Hayek contends that relegating the economic power of the people to the state only acts to degrade the society as a whole. Hayek asks the question, should power be given to the people so “they can plan most successfully; or whether a rational utilization of our resources requires central direction” by an economic blueprint?

Under socialism the central planner rules as king. He controls the means of production, the things produced, and all capital investment. The planner’s goal is social equality. But there is no way for a single planner or group of planners to possibly control a whole nation’s economy with equality in mind. Inevitably there would surface partiality. Somehow those who believe in central planning cling to the hope that a single person or planning board can better predict the interactions of an economic system than can the individual planners endowed with the freedom to plan their own lives. “Yet it is this false hope as much as anything,” as Hayek says, “which drives us along the road to planning.”

When we buy into this “false hope,” we disconnect ourselves from our own identities. We no longer hold our own values: Our values are now the state’s values.
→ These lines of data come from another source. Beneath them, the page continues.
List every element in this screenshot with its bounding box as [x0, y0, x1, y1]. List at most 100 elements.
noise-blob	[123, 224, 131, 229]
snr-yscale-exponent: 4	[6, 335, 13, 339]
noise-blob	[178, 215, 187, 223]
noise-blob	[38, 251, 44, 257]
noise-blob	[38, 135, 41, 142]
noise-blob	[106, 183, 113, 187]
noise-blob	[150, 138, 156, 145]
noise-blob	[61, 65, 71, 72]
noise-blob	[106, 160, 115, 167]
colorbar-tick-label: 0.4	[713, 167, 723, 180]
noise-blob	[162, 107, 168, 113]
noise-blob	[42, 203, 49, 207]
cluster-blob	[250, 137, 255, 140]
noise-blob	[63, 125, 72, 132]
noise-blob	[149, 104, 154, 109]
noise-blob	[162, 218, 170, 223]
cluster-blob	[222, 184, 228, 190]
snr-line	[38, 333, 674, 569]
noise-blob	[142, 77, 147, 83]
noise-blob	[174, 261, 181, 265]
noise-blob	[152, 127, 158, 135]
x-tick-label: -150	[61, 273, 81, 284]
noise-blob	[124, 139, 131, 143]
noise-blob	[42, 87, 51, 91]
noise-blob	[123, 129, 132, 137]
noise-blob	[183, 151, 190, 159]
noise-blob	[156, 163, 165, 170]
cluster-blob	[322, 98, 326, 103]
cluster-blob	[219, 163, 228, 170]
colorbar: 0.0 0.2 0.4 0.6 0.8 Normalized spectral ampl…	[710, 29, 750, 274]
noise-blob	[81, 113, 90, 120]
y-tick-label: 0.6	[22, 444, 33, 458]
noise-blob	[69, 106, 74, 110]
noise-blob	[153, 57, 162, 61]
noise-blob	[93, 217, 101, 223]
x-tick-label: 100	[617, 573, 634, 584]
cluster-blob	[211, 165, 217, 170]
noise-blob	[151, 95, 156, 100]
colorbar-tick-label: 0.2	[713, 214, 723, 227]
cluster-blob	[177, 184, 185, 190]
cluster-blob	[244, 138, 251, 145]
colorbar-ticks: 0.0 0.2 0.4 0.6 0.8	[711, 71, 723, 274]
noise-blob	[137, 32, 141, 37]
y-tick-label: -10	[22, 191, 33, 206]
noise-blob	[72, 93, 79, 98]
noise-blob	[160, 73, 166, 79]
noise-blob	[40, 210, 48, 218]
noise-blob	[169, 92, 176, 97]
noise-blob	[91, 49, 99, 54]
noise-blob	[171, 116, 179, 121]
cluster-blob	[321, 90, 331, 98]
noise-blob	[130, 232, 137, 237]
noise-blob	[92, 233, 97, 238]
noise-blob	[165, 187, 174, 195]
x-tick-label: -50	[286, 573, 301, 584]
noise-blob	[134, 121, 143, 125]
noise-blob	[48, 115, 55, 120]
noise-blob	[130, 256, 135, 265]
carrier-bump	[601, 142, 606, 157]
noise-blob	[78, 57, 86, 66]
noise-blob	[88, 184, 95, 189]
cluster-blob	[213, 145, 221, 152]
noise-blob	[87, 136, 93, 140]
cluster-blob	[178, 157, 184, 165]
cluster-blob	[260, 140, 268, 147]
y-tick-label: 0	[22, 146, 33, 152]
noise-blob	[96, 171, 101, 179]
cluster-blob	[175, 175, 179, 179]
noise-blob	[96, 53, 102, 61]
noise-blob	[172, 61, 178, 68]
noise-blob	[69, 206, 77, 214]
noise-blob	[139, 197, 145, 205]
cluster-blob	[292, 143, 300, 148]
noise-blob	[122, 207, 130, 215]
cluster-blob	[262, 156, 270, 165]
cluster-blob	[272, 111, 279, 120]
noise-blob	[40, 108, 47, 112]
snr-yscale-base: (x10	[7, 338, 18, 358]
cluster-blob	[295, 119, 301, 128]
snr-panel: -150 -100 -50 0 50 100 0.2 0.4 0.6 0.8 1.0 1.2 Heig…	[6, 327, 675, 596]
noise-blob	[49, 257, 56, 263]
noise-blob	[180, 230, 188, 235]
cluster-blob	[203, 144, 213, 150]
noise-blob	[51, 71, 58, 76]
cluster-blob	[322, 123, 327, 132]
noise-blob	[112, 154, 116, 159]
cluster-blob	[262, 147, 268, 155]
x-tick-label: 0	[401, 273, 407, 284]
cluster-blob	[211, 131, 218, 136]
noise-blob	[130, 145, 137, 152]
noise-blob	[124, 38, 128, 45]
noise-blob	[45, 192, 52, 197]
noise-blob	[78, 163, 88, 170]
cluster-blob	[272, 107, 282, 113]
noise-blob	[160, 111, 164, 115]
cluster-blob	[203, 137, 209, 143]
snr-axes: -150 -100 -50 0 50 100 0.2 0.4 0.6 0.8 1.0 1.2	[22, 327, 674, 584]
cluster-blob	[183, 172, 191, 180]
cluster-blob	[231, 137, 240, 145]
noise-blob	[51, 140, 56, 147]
If we are to be directed by our own individual conscience, we cannot be governed by the economic central planning offered by socialism. To relinquish our economic freedoms would be to relinquish a tidal wave of other freedoms. The freedom to plan our economic lives is the freedom to plan our lives. There is no distinction. Our initial desire to weed out uncertainties by embracing socialism leads to the conclusion that “every activity must derive its justification from a conscious social purpose. There must be no spontaneous, unguided activity, because it might produce results that cannot be foreseen and for which the plan does not provide.” But, it is the spontaneity of the unhindered will that allows us to be free. The more freedom we have, the more choice will be made available to handle those very vicissitudes that scare some men but invigorate others.